For Archipelago’s founder, Charles Brookfield, the journey has come to a full circle with the Cuba expansion. The American moved to Hawaii and rose to become executive vice president of Aston Hotels & Resorts. The company was seeking to expand outside the US and Brookfield targeted Indonesia and the Philippines. He met Flood when Flood was finishing his MBA, with a final thesis on developing a hotel company in Indonesia.

“When I finished my MBA, he invited me to work for him. Then, we decided to set up Archipelago. At the time, AirAsia was coming in and budget airlines were getting popular. So we thought it’d be good to have budget hotels as people who are paying $20 or $30 for a flight will want $20 to $30 for a room. So we created Fave [the second brand after Aston].

“It took a year to develop Fave. Afterwards, it served as a kind of template for developing the other brands and, by the time we got to the 10th brand, it took only a month to create it,” Flood said.

Where the Heart is

But home will always be where the heart is.

According to Flood, only six percent of hotels in Indonesia are managed, although in terms of rooms, it’s 36 percent as managed hotels are a lot bigger.

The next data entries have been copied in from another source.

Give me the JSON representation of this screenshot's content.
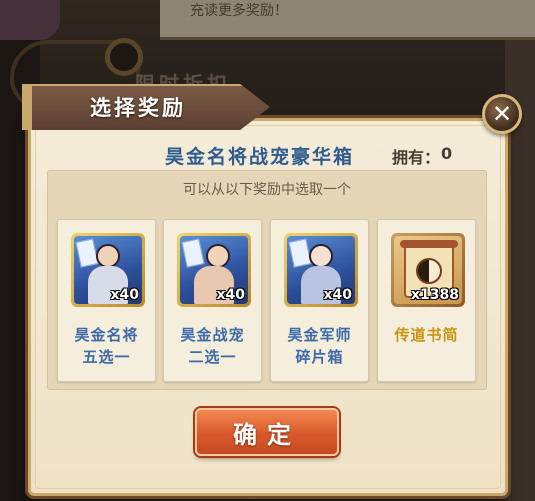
{
  "dialog": {
    "title": "选择奖励",
    "box_name": "昊金名将战宠豪华箱",
    "own_label": "拥有：",
    "own_value": "0",
    "hint": "可以从以下奖励中选取一个",
    "confirm_label": "确定",
    "close_symbol": "✕"
  },
  "rewards": [
    {
      "name_line1": "昊金名将",
      "name_line2": "五选一",
      "qty": "x40",
      "icon": "hero-card-icon",
      "color": "#3d6aa8"
    },
    {
      "name_line1": "昊金战宠",
      "name_line2": "二选一",
      "qty": "x40",
      "icon": "pet-card-icon",
      "color": "#3d6aa8"
    },
    {
      "name_line1": "昊金军师",
      "name_line2": "碎片箱",
      "qty": "x40",
      "icon": "strategist-card-icon",
      "color": "#3d6aa8"
    },
    {
      "name_line1": "传道书简",
      "name_line2": "",
      "qty": "x1388",
      "icon": "scroll-icon",
      "color": "#c89412"
    }
  ],
  "background": {
    "top_text": "充读更多奖励！",
    "tab_text": "限时折扣"
  }
}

“But there’s still a lot of opportunities to manage small independent hotels or enable them with a distribution system such as Powered by Archipelago,” he said.

To grow further in Indonesia, Archipelago is building four owned hotels in West Java. One reason is that re-investments are tax-free; the other is it wants to develop the technology, design and new standard operating procedures “so we become better at the business [as owner-operator],” said Flood.

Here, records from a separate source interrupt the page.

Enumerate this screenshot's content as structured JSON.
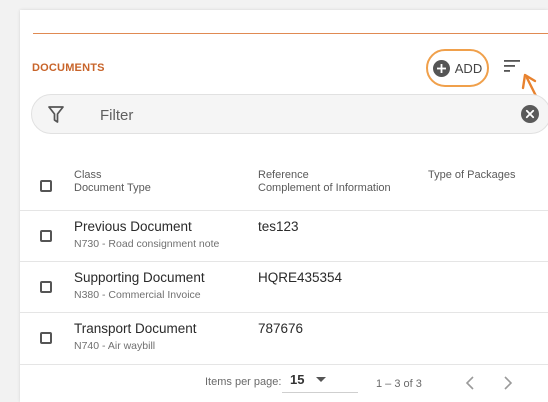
{
  "section": {
    "title": "DOCUMENTS",
    "add_label": "ADD",
    "accent_color": "#e08a52"
  },
  "filter": {
    "placeholder": "Filter",
    "value": ""
  },
  "table": {
    "headers": [
      {
        "main": "Class",
        "sub": "Document Type"
      },
      {
        "main": "Reference",
        "sub": "Complement of Information"
      },
      {
        "main": "Type of Packages",
        "sub": ""
      }
    ],
    "rows": [
      {
        "class": "Previous Document",
        "doc_type": "N730 - Road consignment note",
        "reference": "tes123"
      },
      {
        "class": "Supporting Document",
        "doc_type": "N380 - Commercial Invoice",
        "reference": "HQRE435354"
      },
      {
        "class": "Transport Document",
        "doc_type": "N740 - Air waybill",
        "reference": "787676"
      }
    ]
  },
  "pagination": {
    "items_per_page_label": "Items per page:",
    "items_per_page": "15",
    "range": "1 – 3 of 3"
  },
  "icons": {
    "add": "plus-circle-icon",
    "sort": "sort-lines-icon",
    "filter": "funnel-icon",
    "clear": "close-circle-icon",
    "prev": "chevron-left-icon",
    "next": "chevron-right-icon"
  }
}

“Becoming better” is also what drives Archipelago to venture overseas.

“If we don’t grow overseas, eventually someone’s going to come in and eat us. We’re not really planning on selling the company. We’d like to keep going with the opportunities. Also, if you’re in Indonesia all the time, it’s great, but it’s the same thing all the time. Whereas being in other countries like Cuba or Saudi means you learn about regulations, manpower, etc. It challenges us to be better and to develop better systems that work in different countries.”

Looks like suitors will be heartbroken.